(Bloomberg) -- VMware Inc., the biggest maker of software that enables computers to run multiple operating systems, tumbled after forecasting sales that missed estimates amid cutbacks from corporate customers.

First-quarter revenue will be $1.17 billion to $1.19 billion, Palo Alto, California-based VMware said in a statement yesterday. That fell short of the analysts’ average estimate of $1.25 billion, according to data compiled by Bloomberg. The company will cut 900 jobs, exit some lines of business and consolidate facilities this year, resulting in charges of $90 million to $110 million, according to a filing.

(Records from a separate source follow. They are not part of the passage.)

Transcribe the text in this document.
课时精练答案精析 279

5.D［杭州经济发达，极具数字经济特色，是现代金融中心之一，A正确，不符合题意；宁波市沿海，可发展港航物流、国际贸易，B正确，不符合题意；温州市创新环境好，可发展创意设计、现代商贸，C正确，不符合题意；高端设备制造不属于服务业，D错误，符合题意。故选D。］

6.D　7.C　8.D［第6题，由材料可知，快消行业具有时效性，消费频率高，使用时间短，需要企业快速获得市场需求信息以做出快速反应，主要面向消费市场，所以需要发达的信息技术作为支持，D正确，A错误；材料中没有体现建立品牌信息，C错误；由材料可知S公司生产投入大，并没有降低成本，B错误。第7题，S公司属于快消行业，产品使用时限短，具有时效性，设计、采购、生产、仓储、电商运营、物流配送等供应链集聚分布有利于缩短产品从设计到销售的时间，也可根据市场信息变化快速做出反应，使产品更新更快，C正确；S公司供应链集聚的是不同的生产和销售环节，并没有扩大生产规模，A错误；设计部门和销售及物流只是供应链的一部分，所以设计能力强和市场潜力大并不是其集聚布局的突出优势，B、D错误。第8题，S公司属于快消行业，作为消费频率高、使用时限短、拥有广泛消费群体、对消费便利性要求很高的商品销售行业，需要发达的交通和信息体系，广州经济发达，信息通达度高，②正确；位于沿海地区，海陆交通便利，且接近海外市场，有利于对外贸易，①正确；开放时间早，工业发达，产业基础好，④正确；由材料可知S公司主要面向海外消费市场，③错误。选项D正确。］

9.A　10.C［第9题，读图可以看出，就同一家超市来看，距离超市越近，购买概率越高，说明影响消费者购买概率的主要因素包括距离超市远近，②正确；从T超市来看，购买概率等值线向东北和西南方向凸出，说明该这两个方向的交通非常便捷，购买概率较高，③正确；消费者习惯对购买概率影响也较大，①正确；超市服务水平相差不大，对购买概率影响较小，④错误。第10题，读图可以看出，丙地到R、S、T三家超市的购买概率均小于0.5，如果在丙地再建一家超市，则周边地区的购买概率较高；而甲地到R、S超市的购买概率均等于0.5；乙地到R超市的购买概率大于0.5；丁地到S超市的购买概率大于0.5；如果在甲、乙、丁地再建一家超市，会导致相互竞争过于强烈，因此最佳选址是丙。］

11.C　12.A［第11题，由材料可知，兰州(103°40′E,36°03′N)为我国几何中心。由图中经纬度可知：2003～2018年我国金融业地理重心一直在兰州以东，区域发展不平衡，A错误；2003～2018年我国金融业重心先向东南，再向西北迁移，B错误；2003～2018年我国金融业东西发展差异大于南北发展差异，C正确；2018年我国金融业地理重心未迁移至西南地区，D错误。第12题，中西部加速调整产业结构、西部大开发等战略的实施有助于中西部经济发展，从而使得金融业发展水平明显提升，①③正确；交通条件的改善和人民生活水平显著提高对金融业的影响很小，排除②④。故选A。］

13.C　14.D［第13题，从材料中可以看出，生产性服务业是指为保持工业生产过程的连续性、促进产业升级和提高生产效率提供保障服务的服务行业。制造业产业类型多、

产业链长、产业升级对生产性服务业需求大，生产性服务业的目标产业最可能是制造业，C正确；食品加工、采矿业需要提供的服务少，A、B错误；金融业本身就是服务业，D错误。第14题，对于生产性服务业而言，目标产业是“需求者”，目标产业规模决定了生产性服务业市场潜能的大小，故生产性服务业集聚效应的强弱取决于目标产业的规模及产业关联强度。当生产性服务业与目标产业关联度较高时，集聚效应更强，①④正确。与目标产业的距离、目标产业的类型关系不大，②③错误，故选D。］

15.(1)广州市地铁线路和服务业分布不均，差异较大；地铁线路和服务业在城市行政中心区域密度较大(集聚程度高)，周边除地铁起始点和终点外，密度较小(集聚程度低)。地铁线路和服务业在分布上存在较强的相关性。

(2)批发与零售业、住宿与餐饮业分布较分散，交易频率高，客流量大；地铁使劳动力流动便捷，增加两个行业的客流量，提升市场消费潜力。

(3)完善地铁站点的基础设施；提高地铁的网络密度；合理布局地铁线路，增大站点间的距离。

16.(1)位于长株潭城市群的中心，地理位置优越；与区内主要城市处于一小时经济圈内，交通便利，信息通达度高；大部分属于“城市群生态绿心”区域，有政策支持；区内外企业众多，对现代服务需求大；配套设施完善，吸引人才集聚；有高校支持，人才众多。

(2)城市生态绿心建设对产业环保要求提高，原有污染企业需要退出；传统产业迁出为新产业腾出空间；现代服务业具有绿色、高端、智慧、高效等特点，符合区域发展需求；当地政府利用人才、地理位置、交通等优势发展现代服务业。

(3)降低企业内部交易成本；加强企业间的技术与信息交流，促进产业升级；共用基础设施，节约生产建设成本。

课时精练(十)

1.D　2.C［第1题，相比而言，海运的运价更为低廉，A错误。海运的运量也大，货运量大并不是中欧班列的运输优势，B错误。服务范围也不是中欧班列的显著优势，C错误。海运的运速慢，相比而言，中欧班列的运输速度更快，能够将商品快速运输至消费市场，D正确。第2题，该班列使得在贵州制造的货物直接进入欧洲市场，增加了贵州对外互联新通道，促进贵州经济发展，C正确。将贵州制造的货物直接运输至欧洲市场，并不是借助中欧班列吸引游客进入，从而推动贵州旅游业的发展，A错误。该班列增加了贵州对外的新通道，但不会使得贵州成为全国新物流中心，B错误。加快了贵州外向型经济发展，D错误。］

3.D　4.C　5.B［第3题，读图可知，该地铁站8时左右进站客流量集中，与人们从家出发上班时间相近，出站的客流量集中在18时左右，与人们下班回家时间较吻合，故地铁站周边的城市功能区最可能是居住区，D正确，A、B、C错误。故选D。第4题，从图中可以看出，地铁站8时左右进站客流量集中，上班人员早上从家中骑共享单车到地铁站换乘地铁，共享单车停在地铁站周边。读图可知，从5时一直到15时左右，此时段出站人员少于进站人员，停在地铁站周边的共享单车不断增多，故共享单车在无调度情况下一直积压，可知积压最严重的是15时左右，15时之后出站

VMware said it’s facing a tougher first half of the year because of a weak economic environment and sluggish federal government demand, which impacted bookings, a measure of future sales, the company said. Additionally, an expected increase in contract renewals won’t occur until later in the year, the company said on a conference call with investors.

“The company’s guidance was clearly disappointing,” said Abhey Lamba, an analyst at Mizuho Securities USA Inc., in a note to clients. “In particular, management’s license growth expectations of 8 percent to 11 percent for the year are materially lower than expectations, as investors expected revenue growth acceleration in 2013.” Lamba rates the shares buy with a $99 price target.

VMware fell as much as 14 percent in extended trading. The shares declined less than 1 percent to $98.32 at yesterday’s close in New York, for a gain of 6.6 percent in the past 12 months.

 

Head Count Rising

 

Even with the job cuts, the company is still hiring and plans to end the year with head count up by about 1,000, Chief Executive Officer Pat Gelsinger said on the conference call.

Fourth-quarter profit, excluding some items, was 81 cents a share, exceeding the average estimate of 78 cents, according to data compiled by Bloomberg. Sales rose 22 percent to $1.29 billion, compared with a $1.28 billion average projection.

Net income climbed 2.7 percent to $205.8 million, or 47 cents a share, from $200.4 million, or 46 cents, a year earlier.

The company is majority-owned by EMC Corp.

VMware, already the biggest provider of virtualization software, is signing more agreements with smaller businesses because many large corporations already have its software, said Rick Sherlund, an analyst at Nomura Holdings Inc. Competition from Microsoft Corp. and Oracle Corp. also may have forced VMware to reduce prices, he said.

“Growth has been slowing,” Sherlund wrote in a research report. “Microsoft is having some impact on pricing, more so than any significant shift in market share so far.”